Key Ingredients to Look at on Nutrition Labels

Recently, the FDA partially changed the layout of nutrition labels so they could be more clear. For some, reading labels can be difficult or confusing to know what to look for. While all the ingredients are important, there are a few key ingredients to look at on nutrition labels that can help you eat a healthy diet.

Key Ingredients to Look at on Nutrition Labels


1. Serving Size

While this isn’t an ingredient, it will make all of the ingredients listed make sense. A food product may appear healthy because it says 100 calories, but if that’s per serving and there are 3 servings, you may end up eating triple the calories that you wanted.

The serving size tells you how much of each ingredient is in the entire product and how much to eat if you only want some of the food. Being aware of the serving sizes of what you’re eating can trim your waistline in no time.

2. Calories

This may seem like the most obvious of the key ingredients to look at on nutrition labels, but some people will simply glance over the number. Other may see that the number is low so it’s “good enough” and eat it all.

About ⅓ of Americans are obese because they do not fully understand calories and what that means. If you want to lose weight, you need to consume fewer calories than you burn.

So, even if you’re burning calories at the gym, seeing that something is healthy and isn’t high in calories doesn’t mean that it won’t push you over your daily needed intake.

Additionally, looking at calories from fat can help you avoid unhealthy or “empty” calories that are from an unhealthy source.

3. Sugar

Sugar significantly contributes to health problems like high blood pressure, type 2 diabetes, and obesity. Americans, on average, eat 82 grams of sugar a day when the recommended amount is 25 grams for women and 38 grams for men.

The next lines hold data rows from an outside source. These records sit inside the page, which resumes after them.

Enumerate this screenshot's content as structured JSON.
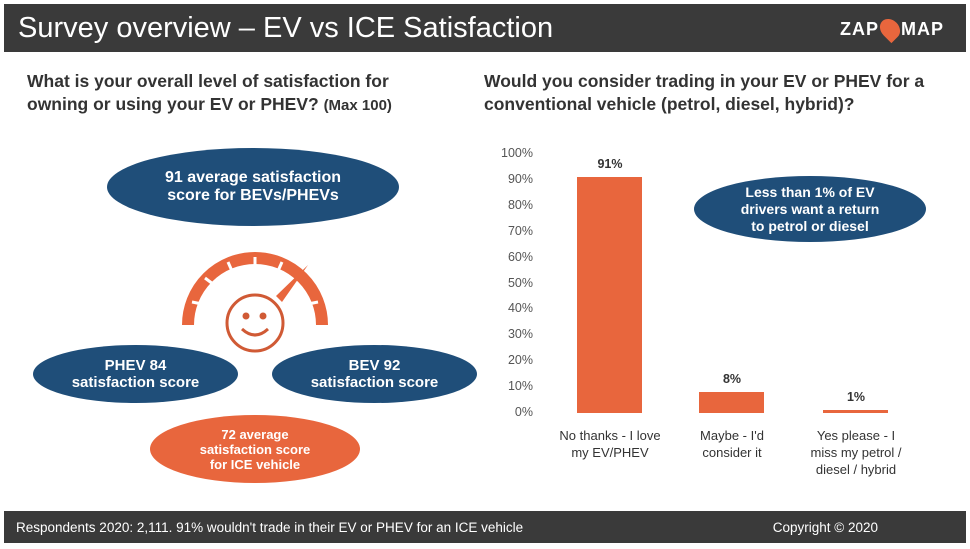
{
  "header": {
    "title": "Survey overview – EV vs ICE Satisfaction",
    "logo": "ZAP MAP"
  },
  "left": {
    "question": "What is your overall level of satisfaction for owning or using your EV or PHEV?",
    "question_suffix": "(Max 100)",
    "avg": "91 average satisfaction score for BEVs/PHEVs",
    "phev": "PHEV 84 satisfaction score",
    "bev": "BEV 92 satisfaction score",
    "ice": "72 average satisfaction score for ICE vehicle"
  },
  "colors": {
    "navy": "#1f4e79",
    "orange": "#e8663d",
    "header": "#3a3a3a"
  },
  "chart_data": {
    "type": "bar",
    "title": "Would you consider trading in your EV or PHEV for a conventional vehicle (petrol, diesel, hybrid)?",
    "categories": [
      "No thanks - I love my EV/PHEV",
      "Maybe - I'd consider it",
      "Yes please - I miss my petrol / diesel / hybrid"
    ],
    "values": [
      91,
      8,
      1
    ],
    "data_labels": [
      "91%",
      "8%",
      "1%"
    ],
    "yticks": [
      "0%",
      "10%",
      "20%",
      "30%",
      "40%",
      "50%",
      "60%",
      "70%",
      "80%",
      "90%",
      "100%"
    ],
    "ylim": [
      0,
      100
    ],
    "grid": false,
    "annotation": "Less than 1% of EV drivers want a return to petrol or diesel"
  },
  "footer": {
    "left": "Respondents 2020: 2,111. 91% wouldn't trade in their EV or PHEV for an ICE vehicle",
    "right": "Copyright © 2020"
  }
}
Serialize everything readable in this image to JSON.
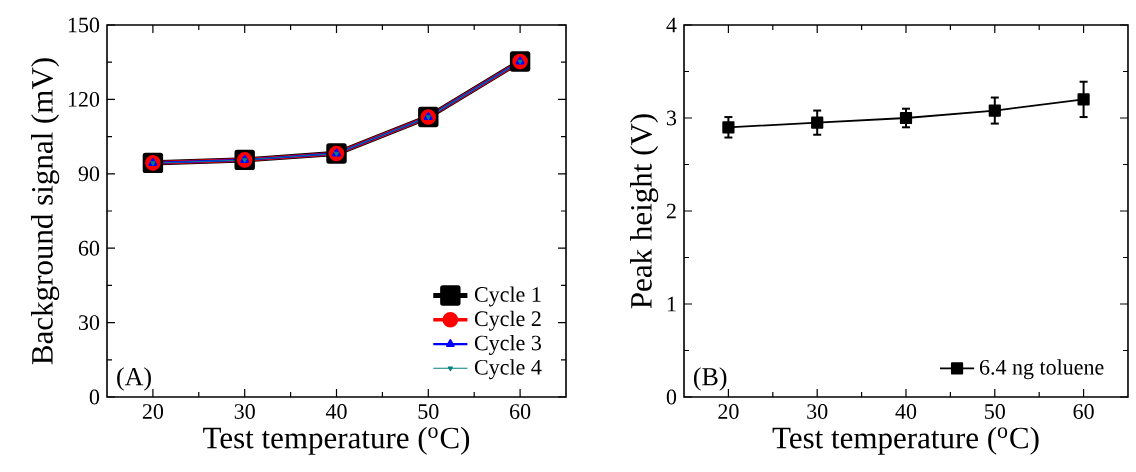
{
  "chart_data": [
    {
      "type": "line",
      "xlabel": "Test temperature ($^{o}$C)",
      "ylabel": "Background signal (mV)",
      "x": [
        20,
        30,
        40,
        50,
        60
      ],
      "xlim": [
        15,
        65
      ],
      "xticks": [
        20,
        30,
        40,
        50,
        60
      ],
      "ylim": [
        0,
        150
      ],
      "yticks": [
        0,
        30,
        60,
        90,
        120,
        150
      ],
      "legend": "bottom right",
      "line_style": "solid",
      "series": [
        {
          "name": "Cycle 1",
          "color": "#000000",
          "marker": "square",
          "values": [
            94.4,
            95.6,
            98.2,
            112.9,
            135.3
          ]
        },
        {
          "name": "Cycle 2",
          "color": "#ff0000",
          "marker": "circle",
          "values": [
            94.4,
            95.6,
            98.2,
            112.9,
            135.3
          ]
        },
        {
          "name": "Cycle 3",
          "color": "#0000ff",
          "marker": "triangle",
          "values": [
            94.4,
            95.6,
            98.2,
            112.9,
            135.3
          ]
        },
        {
          "name": "Cycle 4",
          "color": "#008080",
          "marker": "triangle_down",
          "values": [
            94.4,
            95.6,
            98.2,
            112.9,
            135.3
          ]
        }
      ],
      "annotations": [
        "(A)"
      ]
    },
    {
      "type": "line",
      "xlabel": "Test temperature ($^{o}$C)",
      "ylabel": "Peak height (V)",
      "x": [
        20,
        30,
        40,
        50,
        60
      ],
      "xlim": [
        15,
        65
      ],
      "xticks": [
        20,
        30,
        40,
        50,
        60
      ],
      "ylim": [
        0,
        4
      ],
      "yticks": [
        0,
        1,
        2,
        3,
        4
      ],
      "legend": "bottom right",
      "line_style": "solid",
      "series": [
        {
          "name": "6.4 ng toluene",
          "color": "#000000",
          "marker": "square",
          "values": [
            2.9,
            2.95,
            3.0,
            3.08,
            3.2
          ],
          "errors": [
            0.11,
            0.13,
            0.1,
            0.14,
            0.19
          ]
        }
      ],
      "annotations": [
        "(B)"
      ]
    }
  ]
}
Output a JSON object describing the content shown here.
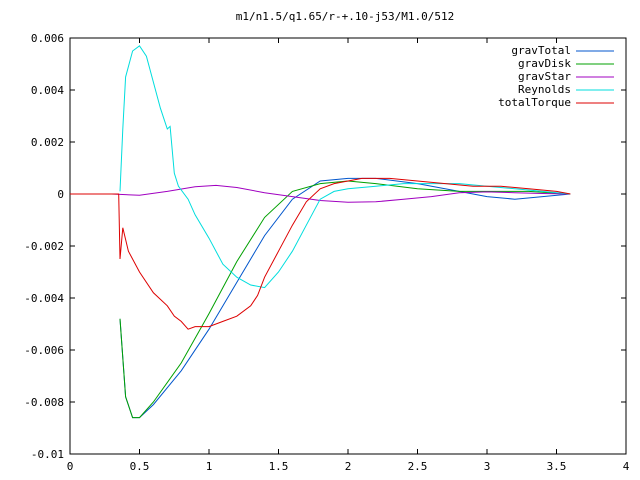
{
  "chart_data": {
    "type": "line",
    "title": "m1/n1.5/q1.65/r-+.10-j53/M1.0/512",
    "xlabel": "",
    "ylabel": "",
    "xlim": [
      0,
      4
    ],
    "ylim": [
      -0.01,
      0.006
    ],
    "xticks": [
      "0",
      "0.5",
      "1",
      "1.5",
      "2",
      "2.5",
      "3",
      "3.5",
      "4"
    ],
    "yticks": [
      "0.006",
      "0.004",
      "0.002",
      "0",
      "-0.002",
      "-0.004",
      "-0.006",
      "-0.008",
      "-0.01"
    ],
    "grid": false,
    "legend": "top-right",
    "series": [
      {
        "name": "gravTotal",
        "color": "#0055cc",
        "points": [
          [
            0.36,
            -0.0048
          ],
          [
            0.4,
            -0.0078
          ],
          [
            0.45,
            -0.0086
          ],
          [
            0.5,
            -0.0086
          ],
          [
            0.6,
            -0.0081
          ],
          [
            0.8,
            -0.0068
          ],
          [
            1.0,
            -0.0052
          ],
          [
            1.2,
            -0.0034
          ],
          [
            1.4,
            -0.0016
          ],
          [
            1.6,
            -0.0002
          ],
          [
            1.8,
            0.0005
          ],
          [
            2.0,
            0.0006
          ],
          [
            2.2,
            0.0006
          ],
          [
            2.5,
            0.0004
          ],
          [
            2.8,
            0.0001
          ],
          [
            3.0,
            -0.0001
          ],
          [
            3.2,
            -0.0002
          ],
          [
            3.4,
            -0.0001
          ],
          [
            3.6,
            0.0
          ]
        ]
      },
      {
        "name": "gravDisk",
        "color": "#00a000",
        "points": [
          [
            0.36,
            -0.0048
          ],
          [
            0.4,
            -0.0078
          ],
          [
            0.45,
            -0.0086
          ],
          [
            0.5,
            -0.0086
          ],
          [
            0.6,
            -0.008
          ],
          [
            0.8,
            -0.0065
          ],
          [
            1.0,
            -0.0046
          ],
          [
            1.2,
            -0.0026
          ],
          [
            1.4,
            -0.0009
          ],
          [
            1.6,
            0.0001
          ],
          [
            1.8,
            0.0004
          ],
          [
            2.0,
            0.0005
          ],
          [
            2.2,
            0.0004
          ],
          [
            2.5,
            0.0002
          ],
          [
            2.8,
            0.0001
          ],
          [
            3.0,
            0.0001
          ],
          [
            3.3,
            0.0001
          ],
          [
            3.6,
            0.0
          ]
        ]
      },
      {
        "name": "gravStar",
        "color": "#a000c0",
        "points": [
          [
            0.0,
            0.0
          ],
          [
            0.3,
            0.0
          ],
          [
            0.5,
            -5e-05
          ],
          [
            0.7,
            0.0001
          ],
          [
            0.9,
            0.00028
          ],
          [
            1.05,
            0.00033
          ],
          [
            1.2,
            0.00025
          ],
          [
            1.4,
            5e-05
          ],
          [
            1.6,
            -0.0001
          ],
          [
            1.8,
            -0.00025
          ],
          [
            2.0,
            -0.00032
          ],
          [
            2.2,
            -0.0003
          ],
          [
            2.4,
            -0.0002
          ],
          [
            2.6,
            -0.0001
          ],
          [
            2.8,
            5e-05
          ],
          [
            3.0,
            8e-05
          ],
          [
            3.2,
            5e-05
          ],
          [
            3.4,
            2e-05
          ],
          [
            3.6,
            0.0
          ]
        ]
      },
      {
        "name": "Reynolds",
        "color": "#00dddd",
        "points": [
          [
            0.36,
            0.0001
          ],
          [
            0.38,
            0.0025
          ],
          [
            0.4,
            0.0045
          ],
          [
            0.45,
            0.0055
          ],
          [
            0.5,
            0.0057
          ],
          [
            0.55,
            0.0053
          ],
          [
            0.6,
            0.0043
          ],
          [
            0.65,
            0.0033
          ],
          [
            0.7,
            0.0025
          ],
          [
            0.72,
            0.0026
          ],
          [
            0.75,
            0.0008
          ],
          [
            0.78,
            0.0003
          ],
          [
            0.85,
            -0.0002
          ],
          [
            0.9,
            -0.0008
          ],
          [
            1.0,
            -0.0017
          ],
          [
            1.1,
            -0.0027
          ],
          [
            1.2,
            -0.0032
          ],
          [
            1.3,
            -0.0035
          ],
          [
            1.4,
            -0.0036
          ],
          [
            1.5,
            -0.003
          ],
          [
            1.6,
            -0.0022
          ],
          [
            1.7,
            -0.0012
          ],
          [
            1.8,
            -0.0002
          ],
          [
            1.9,
            0.0001
          ],
          [
            2.0,
            0.0002
          ],
          [
            2.2,
            0.0003
          ],
          [
            2.4,
            0.0004
          ],
          [
            2.6,
            0.0004
          ],
          [
            2.8,
            0.0004
          ],
          [
            3.0,
            0.0003
          ],
          [
            3.2,
            0.0002
          ],
          [
            3.4,
            0.0001
          ],
          [
            3.6,
            0.0
          ]
        ]
      },
      {
        "name": "totalTorque",
        "color": "#dd0000",
        "points": [
          [
            0.0,
            0.0
          ],
          [
            0.35,
            0.0
          ],
          [
            0.36,
            -0.0025
          ],
          [
            0.38,
            -0.0013
          ],
          [
            0.42,
            -0.0022
          ],
          [
            0.5,
            -0.003
          ],
          [
            0.6,
            -0.0038
          ],
          [
            0.7,
            -0.0043
          ],
          [
            0.75,
            -0.0047
          ],
          [
            0.8,
            -0.0049
          ],
          [
            0.85,
            -0.0052
          ],
          [
            0.9,
            -0.0051
          ],
          [
            1.0,
            -0.0051
          ],
          [
            1.1,
            -0.0049
          ],
          [
            1.2,
            -0.0047
          ],
          [
            1.3,
            -0.0043
          ],
          [
            1.35,
            -0.0039
          ],
          [
            1.4,
            -0.0032
          ],
          [
            1.5,
            -0.0022
          ],
          [
            1.6,
            -0.0012
          ],
          [
            1.7,
            -0.0003
          ],
          [
            1.8,
            0.0002
          ],
          [
            1.9,
            0.0004
          ],
          [
            2.0,
            0.0005
          ],
          [
            2.1,
            0.0006
          ],
          [
            2.3,
            0.0006
          ],
          [
            2.5,
            0.0005
          ],
          [
            2.7,
            0.0004
          ],
          [
            2.9,
            0.0003
          ],
          [
            3.1,
            0.0003
          ],
          [
            3.3,
            0.0002
          ],
          [
            3.5,
            0.0001
          ],
          [
            3.6,
            0.0
          ]
        ]
      }
    ]
  }
}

Adding an average of 66 pounds of excess sugar per year to your diet can greatly increase your risk for heart problems.

On the new nutrition labels, there is now a section for added sugar. Added sugar is whatever is not naturally in the food. This is typically what makes foods unhealthy and contributes to weight gain and other health issues.

Avoid added sugars and carefully read how much sugar is in what you’re eating. Even various greek yogurts and peanut butter can be high in sugar, despiting appearing healthy.

4. Sodium

Similar to sugar, Americans eat much more salt than the recommended amount. The recommended intake is 2,300 mg and Americans eat about 3,400 mg on average.

Consuming too much salt each day can lead to high blood pressure, kidney problems, and heart disease.

Sodium can be hidden in foods that you may not expect, like deli meat, soft and sports drinks, sauces, and frozen meals. Be sure to look at the nutrition labels to see what percent of your daily value of sodium it contains and avoid foods with too much.

5. Fat and Cholesterol

Fat and cholesterol are two of the key ingredients to look at on nutrition labels because both of these can lead to clogged arteries and heart attack or heart failure.

Fat and cholesterol also lead to weight gain and obesity. Foods that are greasy or fried damage your arteries and heart.

Look for the total fat and saturated fat when reading a nutrition label. Saturated fat is also bad for you and damages your body.

Not all cholesterol is bad, so that one may be tricky. Foods like avocado and olive oil contain good cholesterol and fat. However, eating too much can still cause problems, so eat them sparingly.